Just like Gordon Hayward’s freak accident of an alley-oop in his first game as a Celtic, which left him with a fractured tibia and dislocated ankle leaving him injured for the remainder of the season, freak accidents are sometimes unavoidable in the NBA, no matter how much load management each player participates in. The graphs of each player’s injury length against each predictor will also be shown below to demonstrate the randomness of a player’s injury length within our model.
We can see that the injury length vs loose balls received graph is somewhat right skewed, the injury length vs average speed graph makes a somewhat normal distribution, while the injury length vs average speed graph appears to be somewhat uniform in nature. This perpetuates the idea that an injury length is random in nature and can’t be reliably explained by the effort a player exerts when playing an NBA game..

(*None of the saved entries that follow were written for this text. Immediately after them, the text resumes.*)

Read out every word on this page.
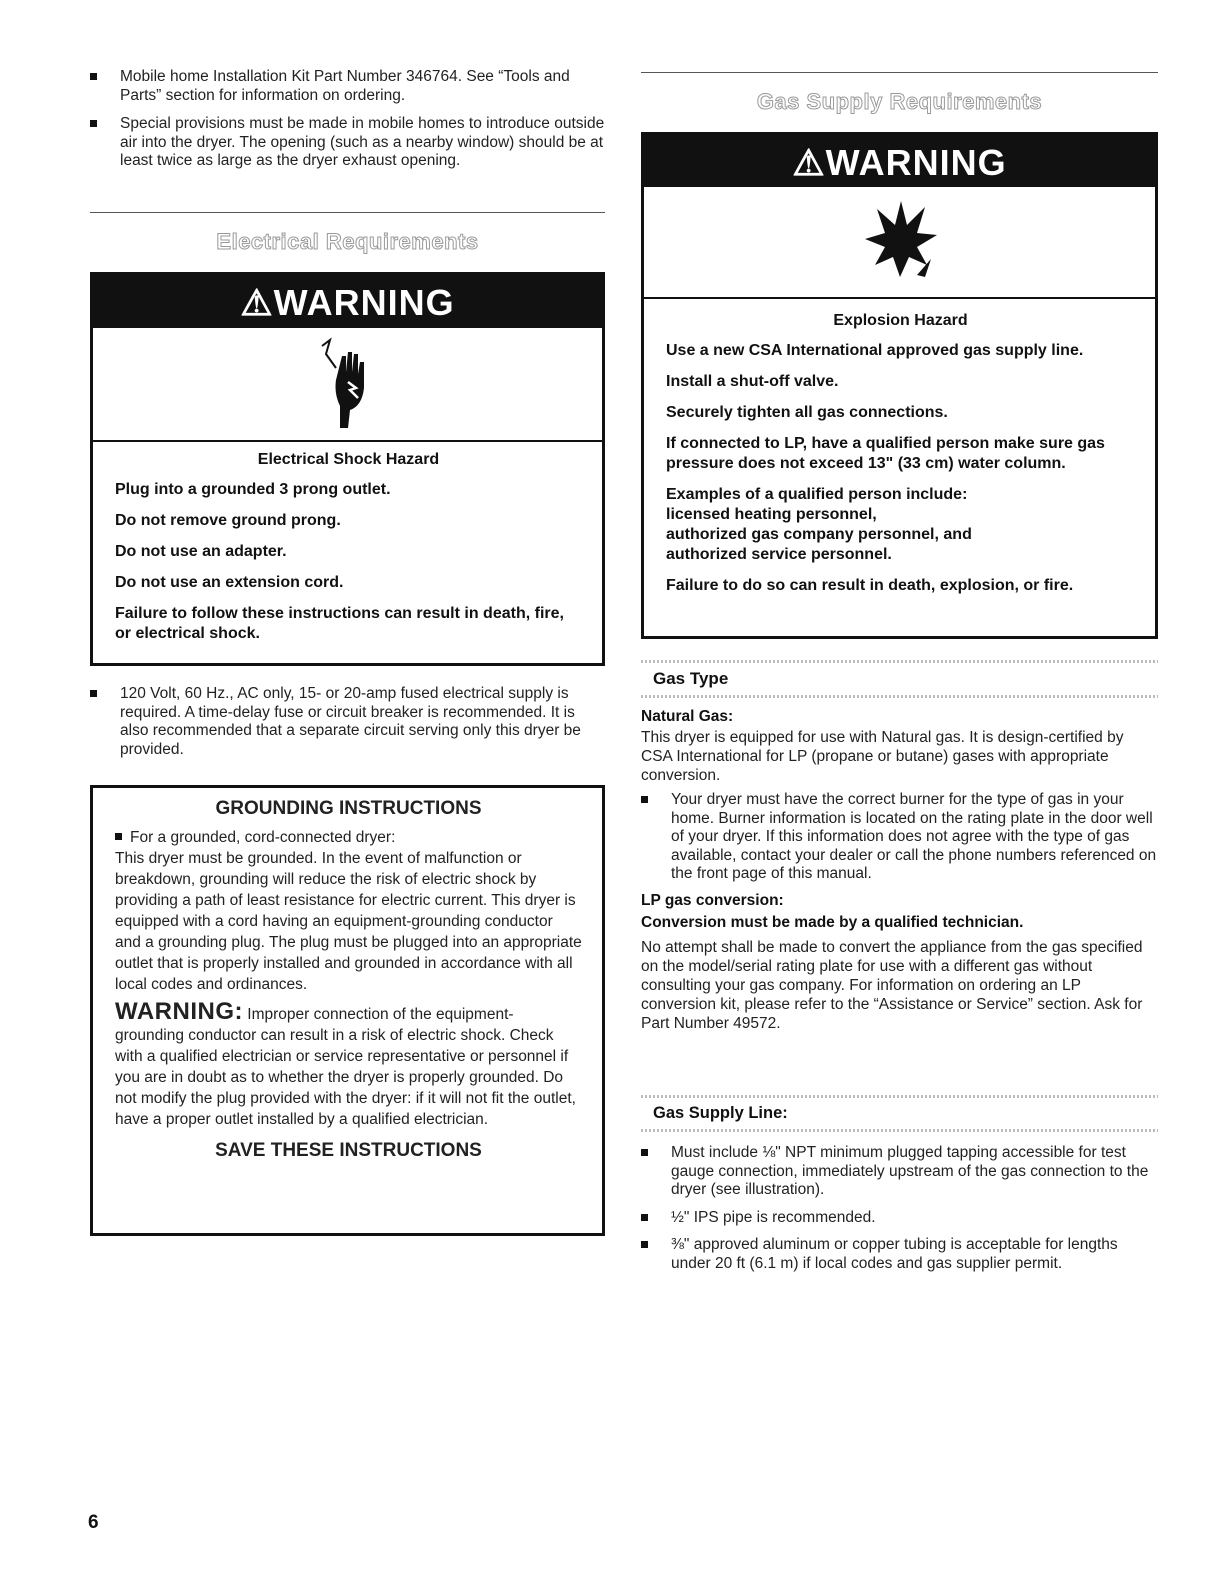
Mobile home Installation Kit Part Number 346764. See “Tools and Parts” section for information on ordering.

Special provisions must be made in mobile homes to introduce outside air into the dryer. The opening (such as a nearby window) should be at least twice as large as the dryer exhaust opening.

Electrical Requirements
⚠WARNING

Electrical Shock Hazard

Plug into a grounded 3 prong outlet.

Do not remove ground prong.

Do not use an adapter.

Do not use an extension cord.

Failure to follow these instructions can result in death, fire, or electrical shock.

120 Volt, 60 Hz., AC only, 15- or 20-amp fused electrical supply is required. A time-delay fuse or circuit breaker is recommended. It is also recommended that a separate circuit serving only this dryer be provided.

GROUNDING INSTRUCTIONS

For a grounded, cord-connected dryer:

This dryer must be grounded. In the event of malfunction or breakdown, grounding will reduce the risk of electric shock by providing a path of least resistance for electric current. This dryer is equipped with a cord having an equipment-grounding conductor and a grounding plug. The plug must be plugged into an appropriate outlet that is properly installed and grounded in accordance with all local codes and ordinances.

WARNING: Improper connection of the equipment-grounding conductor can result in a risk of electric shock. Check with a qualified electrician or service representative or personnel if you are in doubt as to whether the dryer is properly grounded. Do not modify the plug provided with the dryer: if it will not fit the outlet, have a proper outlet installed by a qualified electrician.

SAVE THESE INSTRUCTIONS

Gas Supply Requirements
⚠WARNING

Explosion Hazard

Use a new CSA International approved gas supply line.

Install a shut-off valve.

Securely tighten all gas connections.

If connected to LP, have a qualified person make sure gas pressure does not exceed 13" (33 cm) water column.

Examples of a qualified person include:

licensed heating personnel,

authorized gas company personnel, and

authorized service personnel.

Failure to do so can result in death, explosion, or fire.

Gas Type

Natural Gas:

This dryer is equipped for use with Natural gas. It is design-certified by CSA International for LP (propane or butane) gases with appropriate conversion.

Your dryer must have the correct burner for the type of gas in your home. Burner information is located on the rating plate in the door well of your dryer. If this information does not agree with the type of gas available, contact your dealer or call the phone numbers referenced on the front page of this manual.

LP gas conversion:

Conversion must be made by a qualified technician.

No attempt shall be made to convert the appliance from the gas specified on the model/serial rating plate for use with a different gas without consulting your gas company. For information on ordering an LP conversion kit, please refer to the “Assistance or Service” section. Ask for Part Number 49572.

Gas Supply Line:

Must include ⅛" NPT minimum plugged tapping accessible for test gauge connection, immediately upstream of the gas connection to the dryer (see illustration).

½" IPS pipe is recommended.

⅜" approved aluminum or copper tubing is acceptable for lengths under 20 ft (6.1 m) if local codes and gas supplier permit.

6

Additional Information Regarding Injuries
The graphs above highlight the most commonly occurring injuries, as well as their length of average recovery time. We can see that knee injuries are the most commonly occuring injury, with a little above 500 cases over the past 5 seasons and an average recovery time of 30 days. Ankle injuries are up next with about 450 cases and a slightly lower average recovery time of 20 days. As for the third most commonly occurring injury, it would have to be COVID protocols which were rampant throughout 2020-2022, and took an average of 2 weeks to recover from.

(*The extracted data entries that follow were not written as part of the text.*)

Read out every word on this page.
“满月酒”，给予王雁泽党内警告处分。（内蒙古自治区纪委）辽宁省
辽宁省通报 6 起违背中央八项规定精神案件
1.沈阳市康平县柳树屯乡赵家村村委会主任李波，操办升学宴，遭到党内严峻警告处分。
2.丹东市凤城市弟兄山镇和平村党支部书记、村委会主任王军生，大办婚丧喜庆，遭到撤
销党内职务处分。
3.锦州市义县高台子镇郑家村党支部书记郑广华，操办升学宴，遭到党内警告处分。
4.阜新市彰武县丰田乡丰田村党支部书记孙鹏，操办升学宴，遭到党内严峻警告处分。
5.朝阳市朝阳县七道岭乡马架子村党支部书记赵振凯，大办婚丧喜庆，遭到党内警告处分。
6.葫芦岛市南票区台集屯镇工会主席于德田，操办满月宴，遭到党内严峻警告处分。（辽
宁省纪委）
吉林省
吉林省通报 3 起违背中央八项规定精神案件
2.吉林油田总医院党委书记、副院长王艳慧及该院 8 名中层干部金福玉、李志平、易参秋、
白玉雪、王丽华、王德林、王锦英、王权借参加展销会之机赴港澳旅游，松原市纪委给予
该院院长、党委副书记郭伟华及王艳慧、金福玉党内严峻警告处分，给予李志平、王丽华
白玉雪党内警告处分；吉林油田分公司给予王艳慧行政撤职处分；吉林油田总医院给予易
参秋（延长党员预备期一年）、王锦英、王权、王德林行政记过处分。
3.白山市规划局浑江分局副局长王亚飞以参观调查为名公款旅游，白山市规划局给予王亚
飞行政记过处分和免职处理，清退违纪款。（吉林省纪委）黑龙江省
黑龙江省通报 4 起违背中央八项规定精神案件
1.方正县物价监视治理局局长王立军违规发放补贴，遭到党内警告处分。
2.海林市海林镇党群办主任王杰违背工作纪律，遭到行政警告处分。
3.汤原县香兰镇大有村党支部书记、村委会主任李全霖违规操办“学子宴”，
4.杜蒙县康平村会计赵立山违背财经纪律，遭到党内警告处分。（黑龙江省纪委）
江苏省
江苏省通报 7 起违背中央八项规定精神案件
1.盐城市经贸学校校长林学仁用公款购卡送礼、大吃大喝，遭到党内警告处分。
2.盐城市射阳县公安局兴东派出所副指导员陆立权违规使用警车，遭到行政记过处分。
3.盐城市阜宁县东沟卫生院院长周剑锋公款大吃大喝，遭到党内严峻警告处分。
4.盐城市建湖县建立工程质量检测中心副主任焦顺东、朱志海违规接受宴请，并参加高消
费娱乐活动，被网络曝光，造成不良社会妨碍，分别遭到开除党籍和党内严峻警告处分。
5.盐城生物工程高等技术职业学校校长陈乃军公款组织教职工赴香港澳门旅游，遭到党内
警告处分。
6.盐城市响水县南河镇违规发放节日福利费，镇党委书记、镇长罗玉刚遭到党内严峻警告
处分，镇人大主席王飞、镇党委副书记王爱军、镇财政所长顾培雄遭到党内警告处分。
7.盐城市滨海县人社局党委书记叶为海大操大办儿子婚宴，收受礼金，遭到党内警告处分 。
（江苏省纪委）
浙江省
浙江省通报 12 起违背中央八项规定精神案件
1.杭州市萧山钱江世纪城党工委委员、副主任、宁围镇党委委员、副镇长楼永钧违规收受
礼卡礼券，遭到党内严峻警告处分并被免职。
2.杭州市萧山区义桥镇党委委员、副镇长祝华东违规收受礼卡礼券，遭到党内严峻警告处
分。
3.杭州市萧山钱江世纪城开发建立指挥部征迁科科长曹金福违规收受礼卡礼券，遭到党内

Though these injuries are not as commonly occuring, the data suggests that they take relatively longer to heal, with abdominal injuries taking an average of 80 days, finger injuries taking around 45 days, and elbow injuries taking around 40 days.
Conclusions/Improvements/Limitations
Through our analysis, we concluded that there is no evidence that load management is effective for reducing the severity of a player’s injury. Injuries are quite unpredictable in nature, especially in a contact sport such as basketball where running, and jumping at high speeds is expected.
Initially, the researchers wanted to take the statistics of the last 10 games prior to each injury, which would allow for a more detailed outlook on how game schedules may affect the severity of an injury sustained. However, obtaining the necessary data proved to be quite difficult as we would have to scrape multiple seasons worth of game logs from each player who played between 2019-2024, which would be impractical. A work around to this problem would be to randomly sample several players and perform an analysis of the severity of their injuries relative to their game schedules and how hard they played in the 10 games prior to getting hurt.